Belarus Defence and Security Report 2010 - New Market Analysis Released

Belarus Defence and Security Report 2010 - a new market research report on

Belarus’ place in the post-Cold War world is defined by its dependence on Russia. However, increasing problems with its ally, including import bans, threatens the Belarusian economy – which is already in recession – and may stall recovery. Russian demands continue for full international prices for previously heavily subsidised Gazprom gas imports, and Moscow has excluded Belarus from a new
oil pipeline crossing its territory. This is in danger of threatening Belarus’ reputation as a reliable nation for energy transit.

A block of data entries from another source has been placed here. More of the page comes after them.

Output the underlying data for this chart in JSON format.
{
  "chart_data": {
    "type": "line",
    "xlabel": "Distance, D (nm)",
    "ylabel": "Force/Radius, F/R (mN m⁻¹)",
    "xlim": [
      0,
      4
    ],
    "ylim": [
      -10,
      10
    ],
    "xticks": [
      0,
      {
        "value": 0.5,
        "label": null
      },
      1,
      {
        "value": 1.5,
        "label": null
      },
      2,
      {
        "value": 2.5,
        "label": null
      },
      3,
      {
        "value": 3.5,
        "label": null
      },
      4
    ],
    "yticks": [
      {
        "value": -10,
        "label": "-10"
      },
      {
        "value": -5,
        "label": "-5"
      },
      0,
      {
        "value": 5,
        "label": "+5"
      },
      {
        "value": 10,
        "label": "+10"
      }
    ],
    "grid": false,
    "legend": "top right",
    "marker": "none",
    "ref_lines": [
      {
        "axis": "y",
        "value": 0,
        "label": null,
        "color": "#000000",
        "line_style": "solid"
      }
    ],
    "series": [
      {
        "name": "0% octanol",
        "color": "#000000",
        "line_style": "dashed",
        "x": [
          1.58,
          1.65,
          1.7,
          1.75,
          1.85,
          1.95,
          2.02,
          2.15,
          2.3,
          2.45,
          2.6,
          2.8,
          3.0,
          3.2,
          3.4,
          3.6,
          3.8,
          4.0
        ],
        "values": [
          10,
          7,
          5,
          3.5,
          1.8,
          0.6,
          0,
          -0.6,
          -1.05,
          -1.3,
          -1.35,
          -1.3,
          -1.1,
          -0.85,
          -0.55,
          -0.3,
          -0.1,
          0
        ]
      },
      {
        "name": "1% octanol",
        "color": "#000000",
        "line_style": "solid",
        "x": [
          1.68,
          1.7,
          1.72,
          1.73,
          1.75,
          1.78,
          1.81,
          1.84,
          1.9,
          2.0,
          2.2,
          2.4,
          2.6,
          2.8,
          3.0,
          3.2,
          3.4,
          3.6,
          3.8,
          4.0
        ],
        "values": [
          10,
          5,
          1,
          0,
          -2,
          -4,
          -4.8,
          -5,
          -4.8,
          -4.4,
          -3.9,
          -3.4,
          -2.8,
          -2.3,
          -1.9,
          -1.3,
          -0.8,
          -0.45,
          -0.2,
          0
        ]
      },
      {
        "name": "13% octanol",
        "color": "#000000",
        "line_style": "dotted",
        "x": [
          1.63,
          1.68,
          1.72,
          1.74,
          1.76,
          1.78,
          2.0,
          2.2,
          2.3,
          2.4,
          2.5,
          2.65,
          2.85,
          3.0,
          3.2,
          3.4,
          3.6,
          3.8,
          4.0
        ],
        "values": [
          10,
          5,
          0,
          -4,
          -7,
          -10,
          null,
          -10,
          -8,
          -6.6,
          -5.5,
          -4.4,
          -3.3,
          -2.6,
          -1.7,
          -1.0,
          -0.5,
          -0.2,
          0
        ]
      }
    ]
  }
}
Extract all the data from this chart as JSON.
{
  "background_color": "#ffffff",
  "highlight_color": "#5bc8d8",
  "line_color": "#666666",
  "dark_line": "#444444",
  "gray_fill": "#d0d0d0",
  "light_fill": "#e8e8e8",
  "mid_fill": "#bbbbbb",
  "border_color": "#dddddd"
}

Belarus’ self-isolation, particularly from Europe, is also increasingly seen as an anomaly. In May 2009 Belarus was invited to join the EU Eastern Partnership programme to initiate and improve economic and political relations. In the long-run President Victar Lukashenka will have to bring in a more liberalised and privatised economy to tempt inward investors and, hence, convince the EU to import Belarusian products. Improved relations with Europe could afford the country more international influence in the future. However, it is not clear, in this rather closed society dominated by its leader, how far these reforms will go towards fulfilling European demands.

Belarus joined the Collective Security Treaty Organization (CSTO) rapid-reaction force in October 2009. This is a marked policy change for Lukashenka, who had previously refused to sign up at the Moscow summit in June 2009. A joint military exercise, Exercise Zapad, held in western Belarus in late September 2009 was the Russian army’s most extensive for almost 30 years. The aim of the exercise was to counter the specific threat faced by Russia and Belarus in their western strategic direction, most likely replicating a NATO response to the Georgian-Russian confrontation over South Ossetia.

There is growing Belarusian co-operation with Latin American countries, most notably Venezuela, to sell weapons systems, including the modernising of Venezuela’s anti-aircraft defence systems. The furthering of relations with Venezuela is seen as a means of alternative fuel supplies and, thereby, reducing near total dependence on Russia. There is also evidence of sales to states of concern, such as Iran and Syria. Sales of advanced Russian Iskander-M cruise missiles to Iran have been reported by Moscow and Minsk sources in May 2009 as having taken place via Belarus, as Russia has agreed not to sell such systems to Iran and Syria. These and other sales to Iran and Syria could mar relations with Europe and other regions. These trends illustrate the lack of transparency in Belarusian arms deals. Therefore, Belarus’ arms trade continues to be scrutinised by the international community, which still regards Belarus as a prominent conduit for illegal arms trading.

The Belarusian defence industry continues to be dominated by state-run defence enterprises such as Beltechexport and Belvneshpromservis. The latter is a significant player in Belarusian arms exports and modernisation.